К горлу подступила теплота.
«Россия! Это сильней, чем лермонтовская «Родина». Я тоже люблю Россию! — думал Андрей. — Да и как не любить! Что такое я, мы все без нее? Павел Гурыч научил меня любить Россию и все русское. Спасибо ему за это».
И Андрей негромко продолжал:
«Опять над полем Куликовым… широкий и тихий пожар! — шептал про себя Андрей. — Теперь не татары, а немцы. И вечно мы меж двух огней. То с востока орды дикарей, то с запада. И что им нужно от нас? За что они ненавидят Русь? Не за то ли, что мы добрый и мирный народ? «Теперь твой час настал. Молись!» Чей час? Каждого русского… а значит, и мой! А я? Что делаю? О чем думаю? О чем угодно, только не о доспехе!»

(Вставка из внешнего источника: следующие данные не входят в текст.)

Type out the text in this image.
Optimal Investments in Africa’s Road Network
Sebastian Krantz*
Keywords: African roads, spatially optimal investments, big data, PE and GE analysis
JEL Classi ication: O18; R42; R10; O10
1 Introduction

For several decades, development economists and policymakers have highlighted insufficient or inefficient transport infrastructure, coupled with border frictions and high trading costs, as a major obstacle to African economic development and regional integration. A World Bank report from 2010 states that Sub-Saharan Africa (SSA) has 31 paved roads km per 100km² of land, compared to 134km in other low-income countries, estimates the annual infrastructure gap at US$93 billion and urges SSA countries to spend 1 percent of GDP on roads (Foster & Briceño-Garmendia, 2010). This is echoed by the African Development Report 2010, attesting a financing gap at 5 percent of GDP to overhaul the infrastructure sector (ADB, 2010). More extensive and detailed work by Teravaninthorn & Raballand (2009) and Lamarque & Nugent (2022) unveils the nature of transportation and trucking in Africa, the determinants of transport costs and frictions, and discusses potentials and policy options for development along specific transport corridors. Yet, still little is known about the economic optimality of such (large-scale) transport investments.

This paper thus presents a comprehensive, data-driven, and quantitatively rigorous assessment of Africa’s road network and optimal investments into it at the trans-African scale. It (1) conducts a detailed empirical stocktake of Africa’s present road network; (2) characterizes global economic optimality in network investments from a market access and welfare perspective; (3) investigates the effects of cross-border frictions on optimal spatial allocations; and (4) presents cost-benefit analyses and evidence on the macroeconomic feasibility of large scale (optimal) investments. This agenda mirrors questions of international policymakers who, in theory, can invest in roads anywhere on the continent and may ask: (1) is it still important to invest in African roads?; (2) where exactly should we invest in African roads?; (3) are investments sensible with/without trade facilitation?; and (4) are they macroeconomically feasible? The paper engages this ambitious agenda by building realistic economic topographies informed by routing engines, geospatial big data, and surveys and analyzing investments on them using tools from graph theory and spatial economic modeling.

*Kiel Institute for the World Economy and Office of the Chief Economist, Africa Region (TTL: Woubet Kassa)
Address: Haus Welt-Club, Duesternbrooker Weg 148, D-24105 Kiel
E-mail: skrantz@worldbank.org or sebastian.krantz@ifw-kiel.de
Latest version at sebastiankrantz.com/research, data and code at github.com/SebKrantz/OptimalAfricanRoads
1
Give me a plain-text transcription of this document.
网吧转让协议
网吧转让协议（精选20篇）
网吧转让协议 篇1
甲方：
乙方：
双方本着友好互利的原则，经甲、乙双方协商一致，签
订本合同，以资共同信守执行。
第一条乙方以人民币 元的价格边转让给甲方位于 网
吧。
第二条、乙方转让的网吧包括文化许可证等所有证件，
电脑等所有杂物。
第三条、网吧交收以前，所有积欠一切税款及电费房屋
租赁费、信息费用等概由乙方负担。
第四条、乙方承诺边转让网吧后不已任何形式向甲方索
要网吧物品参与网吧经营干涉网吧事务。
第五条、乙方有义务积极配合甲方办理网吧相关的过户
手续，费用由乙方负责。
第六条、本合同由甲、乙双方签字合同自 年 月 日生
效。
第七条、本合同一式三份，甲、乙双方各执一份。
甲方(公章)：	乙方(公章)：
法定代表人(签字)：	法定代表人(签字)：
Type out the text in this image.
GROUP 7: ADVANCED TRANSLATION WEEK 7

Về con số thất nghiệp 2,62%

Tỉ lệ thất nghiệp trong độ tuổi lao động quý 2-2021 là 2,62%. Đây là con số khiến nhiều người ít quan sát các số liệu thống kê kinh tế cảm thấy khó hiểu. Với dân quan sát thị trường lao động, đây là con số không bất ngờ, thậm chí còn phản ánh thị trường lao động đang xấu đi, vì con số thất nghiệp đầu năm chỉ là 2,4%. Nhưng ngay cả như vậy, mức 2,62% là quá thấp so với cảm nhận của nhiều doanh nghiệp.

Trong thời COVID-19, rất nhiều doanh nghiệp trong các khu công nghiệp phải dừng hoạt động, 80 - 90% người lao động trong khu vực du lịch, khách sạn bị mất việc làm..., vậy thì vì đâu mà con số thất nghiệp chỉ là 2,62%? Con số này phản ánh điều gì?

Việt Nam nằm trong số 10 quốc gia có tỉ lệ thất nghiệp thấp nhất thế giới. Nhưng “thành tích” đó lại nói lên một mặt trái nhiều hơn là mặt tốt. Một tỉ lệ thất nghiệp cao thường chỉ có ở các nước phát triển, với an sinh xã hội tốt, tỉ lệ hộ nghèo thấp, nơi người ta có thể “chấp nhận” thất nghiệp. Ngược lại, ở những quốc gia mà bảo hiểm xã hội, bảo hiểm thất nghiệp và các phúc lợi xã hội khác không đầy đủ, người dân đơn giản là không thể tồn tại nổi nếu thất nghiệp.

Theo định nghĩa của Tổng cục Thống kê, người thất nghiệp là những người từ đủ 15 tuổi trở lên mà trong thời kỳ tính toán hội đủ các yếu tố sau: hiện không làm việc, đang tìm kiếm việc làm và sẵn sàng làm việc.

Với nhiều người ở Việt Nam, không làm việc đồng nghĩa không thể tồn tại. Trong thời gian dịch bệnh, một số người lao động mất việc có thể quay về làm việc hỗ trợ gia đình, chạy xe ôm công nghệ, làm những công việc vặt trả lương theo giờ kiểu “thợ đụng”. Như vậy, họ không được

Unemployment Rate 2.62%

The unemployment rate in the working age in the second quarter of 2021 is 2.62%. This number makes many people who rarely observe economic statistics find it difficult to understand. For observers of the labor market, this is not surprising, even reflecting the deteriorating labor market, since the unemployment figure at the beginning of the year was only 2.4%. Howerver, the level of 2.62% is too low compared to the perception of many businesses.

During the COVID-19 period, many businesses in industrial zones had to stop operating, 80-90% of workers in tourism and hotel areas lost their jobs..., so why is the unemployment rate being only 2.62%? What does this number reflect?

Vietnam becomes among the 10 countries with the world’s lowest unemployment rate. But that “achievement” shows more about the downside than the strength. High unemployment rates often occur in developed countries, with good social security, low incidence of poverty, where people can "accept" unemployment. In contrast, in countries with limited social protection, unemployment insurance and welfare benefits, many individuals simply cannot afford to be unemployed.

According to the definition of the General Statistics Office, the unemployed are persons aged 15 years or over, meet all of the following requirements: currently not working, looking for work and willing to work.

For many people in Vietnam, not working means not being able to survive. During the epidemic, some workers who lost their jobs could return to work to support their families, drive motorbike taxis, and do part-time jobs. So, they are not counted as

Андрей откинулся на спинку стула, и поплыли думы, но уже совсем о другом: поэт разворошил в нем до поры дремавшие большие мысли и чувства.
— Андрюша! Андрюшенька, сынок! Что же ты не откликаешься?
Мать! Подошла, положила на плечо худощавую руку, желтоватую от загара.
— Что такое? — встрепенулся Андрей, словно спросонья. — Извини, мамочка. Задумался.
— Вижу, вижу, что задумался. А ты, сынок, не кручинься. Все уладится. Надо только по-хорошему, с подходцем, а не впрямую. Подход, сынок, большое дело. Я вон намекнула им, что, мол, вы тут сидите, а он, ты, стало быть, один. Отец и говорит: «Зови. Пусть придет. С ним нам есть о чем побалакать. Так он же, говорит, гордый… не пойдет к нам». Пойдет, говорю, обязательно пойдет. Рябиновку-то, мол, Андрюша купил. А скажи я погрубей — ничего бы, может, и не вышло. Ты сходи, сынок, посиди с ними. Одних же кровей все вы. Сердце-то у отца, чую, отошло. И ты тоже подобрей будь с ним.
— Не хочется мне, мам. Ну что я там буду делать? Сами-то они не позвали.
— Ой, нехорошо так, сыночек, нехорошо. Пора, пора тебе помириться с отцом. Не пойдешь — он злобиться на меня будет. Он же думает, что я тебя против него настраиваю… Пожалей мать, сыночек! — со слезами в голосе упрашивала Настасья. — Вся душа моя изнылась. Эвон сколь годов ты словно сирота при живом отце.
«А может, сходить? Мириться-то, пожалуй, не стану. Да и почему мне мириться? Я же с ним не ссорился. Отец сам отказался от меня, — значит, он виноват… он и мириться должен».
— Хорошо, мам. Раз ты считаешь нужным, пойду.
— Вот и славно! — обрадованно сказала мать. — Давно бы так-то.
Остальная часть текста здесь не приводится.